# Nice Plessey chips



## JensJ (Mar 3, 2018)

Found these Plessey chips on some older GPS receiver modules. I carefully tried to desolder them but unfortunetely the cement holding the pins disintegrated. So instead i got the opportunity to take a peek at the inside. The chip is is really amazing and look at these thick bonding wires, I think they can be turned into a nice little baby


----------



## glorycloud (Mar 3, 2018)

Nice camera work on the die. 8)


----------



## goldsilverpro (Mar 3, 2018)

A troy oz of the thickest gold bonding wire I've ever heard of, .001", would be about 2 miles, or 3.3 km long


----------



## Topher_osAUrus (Mar 3, 2018)

goldsilverpro said:


> A troy oz of the thickest gold bonding wire I've ever heard of, .001", would be about 2 miles, or 3.3 km long



He did say "a nice little baby". :lol: 

We will still be able to see it nice and clear though, from his expertise in the macro photography department.


----------



## goldsilverpro (Mar 4, 2018)

That wire sure is dark.

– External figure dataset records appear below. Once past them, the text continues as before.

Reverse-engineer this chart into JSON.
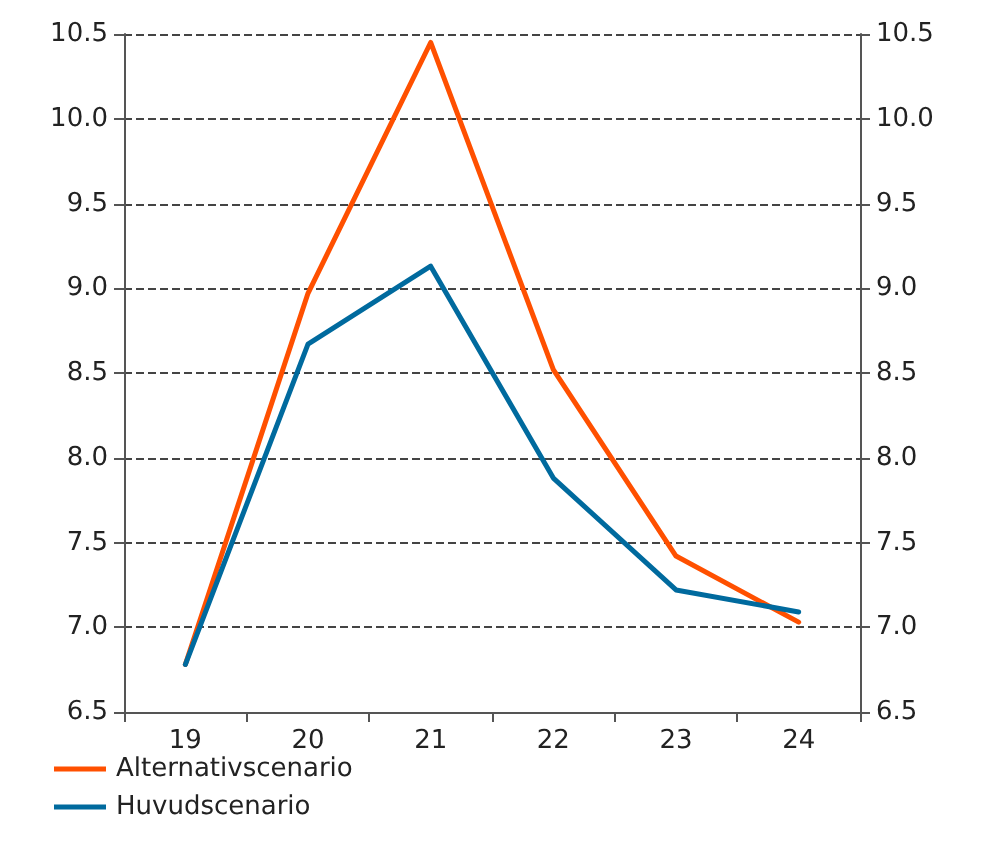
{
  "chart_data": {
    "type": "line",
    "categories": [
      "19",
      "20",
      "21",
      "22",
      "23",
      "24"
    ],
    "series": [
      {
        "name": "Alternativscenario",
        "color": "#ff5000",
        "values": [
          6.78,
          8.97,
          10.45,
          8.52,
          7.42,
          7.03
        ]
      },
      {
        "name": "Huvudscenario",
        "color": "#006a9e",
        "values": [
          6.78,
          8.67,
          9.13,
          7.88,
          7.22,
          7.09
        ]
      }
    ],
    "ylim": [
      6.5,
      10.5
    ],
    "yticks": [
      6.5,
      {
        "value": 7,
        "label": "7.0"
      },
      7.5,
      {
        "value": 8,
        "label": "8.0"
      },
      8.5,
      {
        "value": 9,
        "label": "9.0"
      },
      9.5,
      {
        "value": 10,
        "label": "10.0"
      },
      10.5
    ],
    "y2lim": [
      6.5,
      10.5
    ],
    "y2ticks": [
      6.5,
      {
        "value": 7,
        "label": "7.0"
      },
      7.5,
      {
        "value": 8,
        "label": "8.0"
      },
      8.5,
      {
        "value": 9,
        "label": "9.0"
      },
      9.5,
      {
        "value": 10,
        "label": "10.0"
      },
      10.5
    ],
    "grid": "y",
    "legend": "bottom left",
    "marker": "none",
    "line_style": "solid"
  }
}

It looks like copper. I know they make copper bonding wire but I've never seen any on parts.


----------



## macfixer01 (Mar 5, 2018)

JensJ said:


> Found these Plessey chips on some older GPS receiver modules. I carefully tried to desolder them but unfortunetely the cement holding the pins disintegrated. So instead i got the opportunity to take a peek at the inside. The chip is is really amazing and look at these thick bonding wires, I think they can be turned into a nice little baby




What made you think they were from Plessey? Those chips have Rockwell logos on them.

Macfixer01


----------



## rickbb (Mar 5, 2018)

I thought Plessy was the bar code the Post Office uses. (Sorry, the old printer coming out.)


----------



## macfixer01 (Mar 6, 2018)

Rockwell made several chip types that have an internal gold plated trace circuit board similar to the one in the picture, even in plastic packages. I have a bunch of their PLCC 56k modem chips I’m hoping to process some day.

Macfixer01


----------